To explain Hong’s stylistic clarity, critics have reached for the influence of nouvelle vague directors like Eric Rohmer. Perhaps this goes some way to contextualise his films. Perhaps there are other influences: for a film set in spring, Nobody’s Daughter Haewon has all of the autumnal charm of one of Otar Iosseliani’s world-weary fables; and of course, the national beverage of each director’s country seems to become a character in his films. There’s also the distinctly Korean sensibility of reserve, detachment and insinuating humour. For example, later on in the film, director Haewon meets another film director, this time with a desire to marry someone “just like her.” The director’s brief telephone exchange, apparently with Martin Scorsese, seems like a satirical reflection on 2013, the year when famous contemporary Korean directors like Bong Joon-ho and Park Chan-wook found success in Hollywood.
Whatever Hong’s influences are, he seems to find a golden ratio between reposeful observation and mockery. Static shots, and sometimes the aforementioned zooms, ungainly and clunky, as if the camera operator has suddenly been roused from a drowsy (perhaps soju-induced) reverie by some interesting detail. These are the ascetic but decisive techniques that Hong employs to ensure this balance of the languid and the lacerating.

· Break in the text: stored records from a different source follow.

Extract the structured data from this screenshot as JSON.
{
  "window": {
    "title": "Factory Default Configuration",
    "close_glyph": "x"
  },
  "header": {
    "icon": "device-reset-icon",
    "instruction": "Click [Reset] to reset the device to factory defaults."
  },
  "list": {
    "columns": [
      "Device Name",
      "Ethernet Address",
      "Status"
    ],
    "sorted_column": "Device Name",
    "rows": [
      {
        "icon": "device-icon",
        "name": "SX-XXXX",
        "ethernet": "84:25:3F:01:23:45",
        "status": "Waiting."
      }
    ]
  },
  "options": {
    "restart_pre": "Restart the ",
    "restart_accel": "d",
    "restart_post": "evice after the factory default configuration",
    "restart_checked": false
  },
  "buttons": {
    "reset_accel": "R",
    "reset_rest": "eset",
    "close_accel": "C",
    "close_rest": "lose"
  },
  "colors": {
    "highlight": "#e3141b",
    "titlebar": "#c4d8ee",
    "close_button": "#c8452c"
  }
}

“Sorry, but I don’t want to get old like you,” Haewon jokes with her friend near to the end of the film, but her jovial tone masks what is for Haewon, a very real concern. However the second film director she meets and seems to fall for, almost instantly, is noticeably older than her; he looks old enough to be her father. Does Haewon want romance, or a replacement parental figure, as her fawning over Jane Birkin also seems to suggest? What does Haewon want?
Another technique Hong employs is narrative repetition; evidenced in the three similar stories from In Another Country. In the present film, there’s repetition of location: the two visits to Namhan; a fortress high on a hill seems to dramatise these characters need to get a sense of perspective on their lives; Seong-joon criticises Haewon for cuckolding him, but he himself is married with a child. Haewon dreams about visiting Jane Birkin in Paris, about being like Charlotte Gainsbourg, or about marrying a director with ties to Hollywood. These repetitions suggest circularity, perhaps a vicious circle, or a feedback loop that leads to subtle modulations, rather than a goal-oriented line.
Nobody’s Daughter Haewon has the levity and charm of a feuilleton, though its focus on the lifestyles of the rich, attractive and disaffected may alienate viewers searching for something more urgent. One of Haewon’s friends remarks that “her personality doesn’t suit Korea, and perhaps this is true of Hong himself. Western viewers searching for the eastern “exotic” will not find it here. What they will find instead is a scrupulous account of unscrupulous but all-too human characters.